While it may sound far-fetched to use specialized neuromorphic architectures and cumbersome programming kits to do all of this, neural networks can also choose similar patterns (as Google and others have shown), and neuromorphic systems have some properties that traditional deep learning models and machines can't touch. Energy efficiency and time are two of the most prominent advantages.

The efficiency gains come from fully integrating the computer and memory on a neuromorphic system. Streaming instructions and data don't have to go through separate memories. Everything is integrated into a distributed compute and memory fabric. It all comes down to asymmetric properties, Davies explains. "To get the system to communicate is a question of energy consumption. If you're not sending any zero binary values, that means you're not using energy. Sending information in this way, encoding at some point in time, is a way of sending information that you can compute with these codes so that you can select the '0' state." The problem is, to get to that state requires rethinking the algorithms. That's what spiking is all about in neuromorphic systems.
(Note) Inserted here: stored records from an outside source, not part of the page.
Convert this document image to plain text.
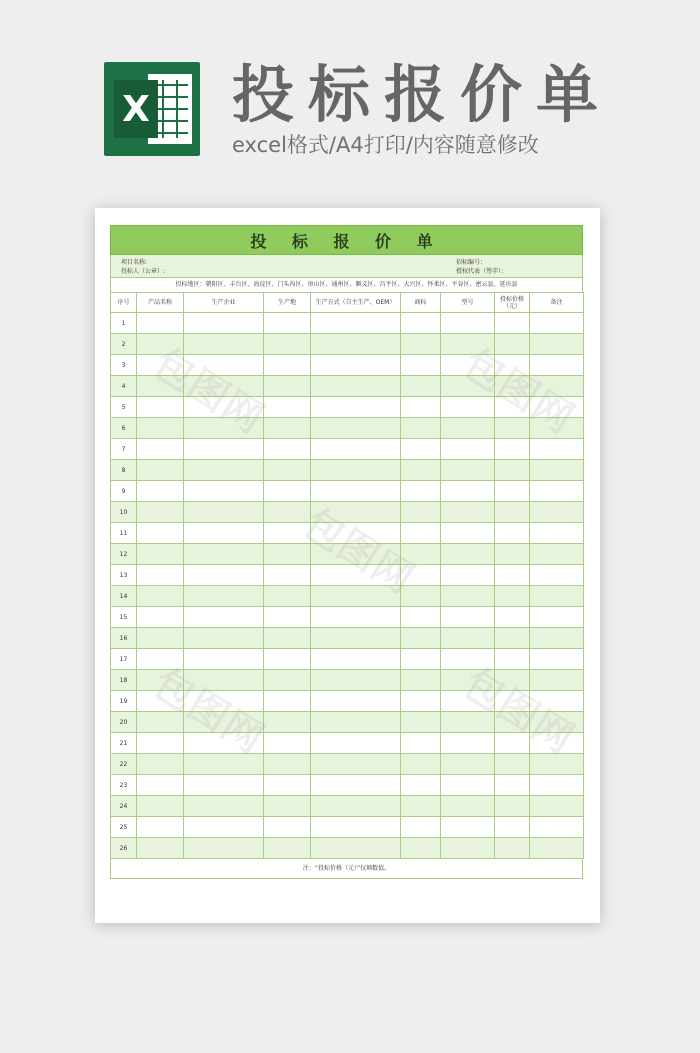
X 投标报价单
excel格式/A4打印/内容随意修改
投 标 报 价 单
项目名称:
投标人（公章）:
招标编号：
授权代表（签字）：
投标地区：朝阳区、丰台区、海淀区、门头沟区、房山区、通州区、顺义区、昌平区、大兴区、怀柔区、平谷区、密云县、延庆县
序号	产品名称	生产企业	生产地	生产方式（自主生产、OEM）	商标	型号	投标价格（元）	备注
1								
2								
3								
4								
5								
6								
7								
8								
9								
10								
11								
12								
13								
14								
15								
16								
17								
18								
19								
20								
21								
22								
23								
24								
25								
26								
注：“投标价格（元）”仅填数值。
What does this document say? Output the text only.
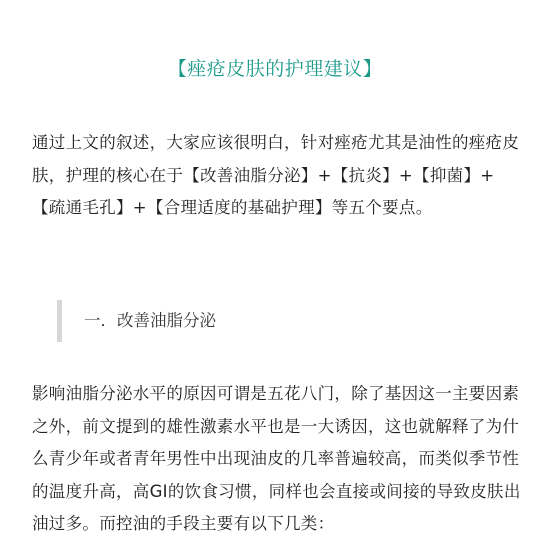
【痤疮皮肤的护理建议】

通过上文的叙述，大家应该很明白，针对痤疮尤其是油性的痤疮皮肤，护理的核心在于【改善油脂分泌】+【抗炎】+【抑菌】+【疏通毛孔】+【合理适度的基础护理】等五个要点。

一．改善油脂分泌

影响油脂分泌水平的原因可谓是五花八门，除了基因这一主要因素之外，前文提到的雄性激素水平也是一大诱因，这也就解释了为什么青少年或者青年男性中出现油皮的几率普遍较高，而类似季节性的温度升高，高GI的饮食习惯，同样也会直接或间接的导致皮肤出油过多。而控油的手段主要有以下几类：
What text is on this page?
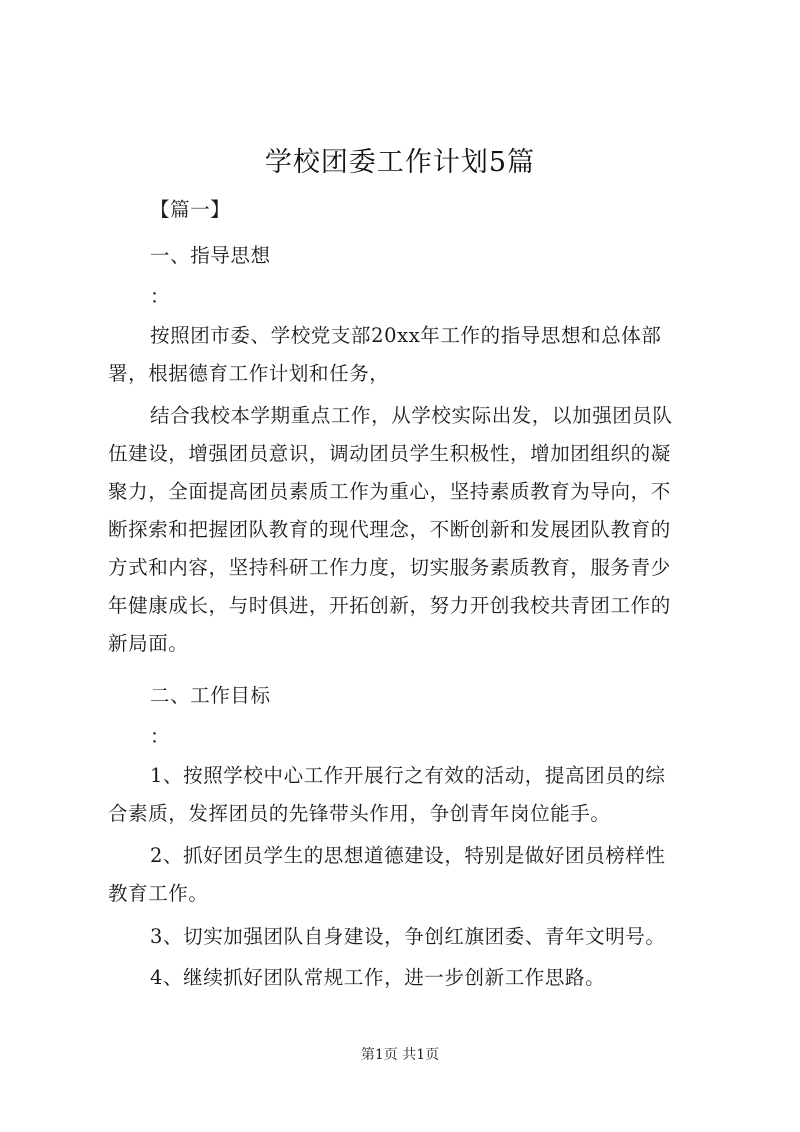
学校团委工作计划5篇
【篇一】
一、指导思想
：
按照团市委、学校党支部20xx年工作的指导思想和总体部
署，根据德育工作计划和任务，
结合我校本学期重点工作，从学校实际出发，以加强团员队
伍建设，增强团员意识，调动团员学生积极性，增加团组织的凝
聚力，全面提高团员素质工作为重心，坚持素质教育为导向，不
断探索和把握团队教育的现代理念，不断创新和发展团队教育的
方式和内容，坚持科研工作力度，切实服务素质教育，服务青少
年健康成长，与时俱进，开拓创新，努力开创我校共青团工作的
新局面。
二、工作目标
：
1、按照学校中心工作开展行之有效的活动，提高团员的综
合素质，发挥团员的先锋带头作用，争创青年岗位能手。
2、抓好团员学生的思想道德建设，特别是做好团员榜样性
教育工作。
3、切实加强团队自身建设，争创红旗团委、青年文明号。
4、继续抓好团队常规工作，进一步创新工作思路。
第1页 共1页
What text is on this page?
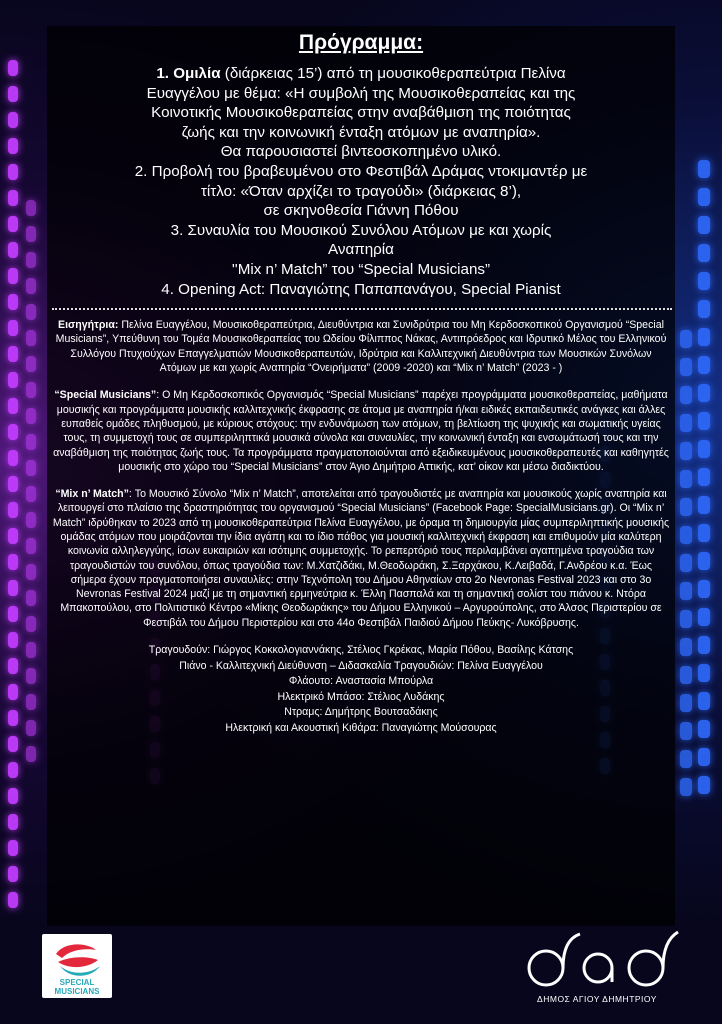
Πρόγραμμα:
1. Ομιλία (διάρκειας 15’) από τη μουσικοθεραπεύτρια Πελίνα
Ευαγγέλου με θέμα: «Η συμβολή της Μουσικοθεραπείας και της
Κοινοτικής Μουσικοθεραπείας στην αναβάθμιση της ποιότητας
ζωής και την κοινωνική ένταξη ατόμων με αναπηρία».
Θα παρουσιαστεί βιντεοσκοπημένο υλικό.
2. Προβολή του βραβευμένου στο Φεστιβάλ Δράμας ντοκιμαντέρ με
τίτλο: «Όταν αρχίζει το τραγούδι» (διάρκειας 8’),
σε σκηνοθεσία Γιάννη Πόθου
3. Συναυλία του Μουσικού Συνόλου Ατόμων με και χωρίς
Αναπηρία
''Mix n’ Match” του “Special Musicians”
4. Opening Act: Παναγιώτης Παπαπανάγου, Special Pianist

Εισηγήτρια: Πελίνα Ευαγγέλου, Μουσικοθεραπεύτρια, Διευθύντρια και Συνιδρύτρια του Μη Κερδοσκοπικού Οργανισμού “Special Musicians”, Υπεύθυνη του Τομέα Μουσικοθεραπείας του Ωδείου Φίλιππος Νάκας, Αντιπρόεδρος και Ιδρυτικό Μέλος του Ελληνικού Συλλόγου Πτυχιούχων Επαγγελματιών Μουσικοθεραπευτών, Ιδρύτρια και Καλλιτεχνική Διευθύντρια των Μουσικών Συνόλων Ατόμων με και χωρίς Αναπηρία “Ονειρήματα” (2009 -2020) και “Mix n’ Match” (2023 - )

“Special Musicians”: Ο Μη Κερδοσκοπικός Οργανισμός “Special Musicians” παρέχει προγράμματα μουσικοθεραπείας, μαθήματα μουσικής και προγράμματα μουσικής καλλιτεχνικής έκφρασης σε άτομα με αναπηρία ή/και ειδικές εκπαιδευτικές ανάγκες και άλλες ευπαθείς ομάδες πληθυσμού, με κύριους στόχους: την ενδυνάμωση των ατόμων, τη βελτίωση της ψυχικής και σωματικής υγείας τους, τη συμμετοχή τους σε συμπεριληπτικά μουσικά σύνολα και συναυλίες, την κοινωνική ένταξη και ενσωμάτωσή τους και την αναβάθμιση της ποιότητας ζωής τους. Τα προγράμματα πραγματοποιούνται από εξειδικευμένους μουσικοθεραπευτές και καθηγητές μουσικής στο χώρο του “Special Musicians” στον Άγιο Δημήτριο Αττικής, κατ’ οίκον και μέσω διαδικτύου.

“Mix n’ Match”: Το Μουσικό Σύνολο “Mix n’ Match”, αποτελείται από τραγουδιστές με αναπηρία και μουσικούς χωρίς αναπηρία και λειτουργεί στο πλαίσιο της δραστηριότητας του οργανισμού “Special Musicians” (Facebook Page: SpecialMusicians.gr). Οι “Mix n’ Match” ιδρύθηκαν το 2023 από τη μουσικοθεραπεύτρια Πελίνα Ευαγγέλου, με όραμα τη δημιουργία μίας συμπεριληπτικής μουσικής ομάδας ατόμων που μοιράζονται την ίδια αγάπη και το ίδιο πάθος για μουσική καλλιτεχνική έκφραση και επιθυμούν μία καλύτερη κοινωνία αλληλεγγύης, ίσων ευκαιριών και ισότιμης συμμετοχής. Το ρεπερτόριό τους περιλαμβάνει αγαπημένα τραγούδια των τραγουδιστών του συνόλου, όπως τραγούδια των: Μ.Χατζιδάκι, Μ.Θεοδωράκη, Σ.Ξαρχάκου, Κ.Λειβαδά, Γ.Ανδρέου κ.α. Έως σήμερα έχουν πραγματοποιήσει συναυλίες: στην Τεχνόπολη του Δήμου Αθηναίων στο 2ο Nevronas Festival 2023 και στο 3ο Nevronas Festival 2024 μαζί με τη σημαντική ερμηνεύτρια κ. Έλλη Πασπαλά και τη σημαντική σολίστ του πιάνου κ. Ντόρα Μπακοπούλου, στο Πολιτιστικό Κέντρο «Μίκης Θεοδωράκης» του Δήμου Ελληνικού – Αργυρούπολης, στο Άλσος Περιστερίου σε Φεστιβάλ του Δήμου Περιστερίου και στο 44ο Φεστιβάλ Παιδιού Δήμου Πεύκης- Λυκόβρυσης.

Τραγουδούν: Γιώργος Κοκκολογιαννάκης, Στέλιος Γκρέκας, Μαρία Πόθου, Βασίλης Κάτσης
Πιάνο - Καλλιτεχνική Διεύθυνση – Διδασκαλία Τραγουδιών: Πελίνα Ευαγγέλου
Φλάουτο: Αναστασία Μπούρλα
Ηλεκτρικό Μπάσο: Στέλιος Λυδάκης
Ντραμς: Δημήτρης Βουτσαδάκης
Ηλεκτρική και Ακουστική Κιθάρα: Παναγιώτης Μούσουρας
SPECIAL
MUSICIANS
ΔΗΜΟΣ ΑΓΙΟΥ ΔΗΜΗΤΡΙΟΥ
“Pohoiki Springs scales up our Loihi neuromorphic research chip by more than 750 times while operating at power levels below 500 watts. The system enables our research partners to explore ways to accelerate workloads that run slowly on traditional architectures, including high-performance computing (HPC) systems.”

According to Chris Eliasmith, professor at the University of Waterloo and co-CEO of Applied Brain Research, the Loihi chip consumes 109 times less power when running real-time deep learning benchmarks, and 5 times less power than dedicated IoT inference hardware. If the network size is increased by 50 times, Loihi can maintain real-time performance with only a 30% increase in power consumption, while traditional IoT hardware has increased power consumption by 500%.

So what Intel’s Pohoiki Beach system does is outstanding. It enables workers to use the system to efficiently scale new neural-inspired algorithms—such as sparse coding, simultaneous localization and mapping (SLAM), and path planning—that learn and adjust based on the data input. Pohoiki Beach is an important milestone for Intel’s neuromorphic research, laying the foundation for Intel Labs’ plan to scale the architecture to 100 million neurons later this year.

For example, Intel's Pohoiki Beach system can break through the performance constraints of traditional general-purpose computing technology and significantly improve efficiency in areas such as autonomous driving, smart homes, and network security. Since it does not require a global clock signal and uses an asynchronous spiking neural network (SNN), Pohoiki Beach can more efficiently solve the problems brought about by a large number of IoT Internet of Things.

Theoretically, Intel's Loihi chip can be expanded to a maximum of 16,384 chips interconnected, equivalent to 2 billion neurons, which is close to 2% of the 86 billion neurons in the human brain. Don't underestimate the insignificant number compared to the others. Moore's Law still works in cutting-edge fields. If necessary, Loihi's parameters will also grow exponentially. A way of thinking that can simulate the way the human brain thinks may not be too far away.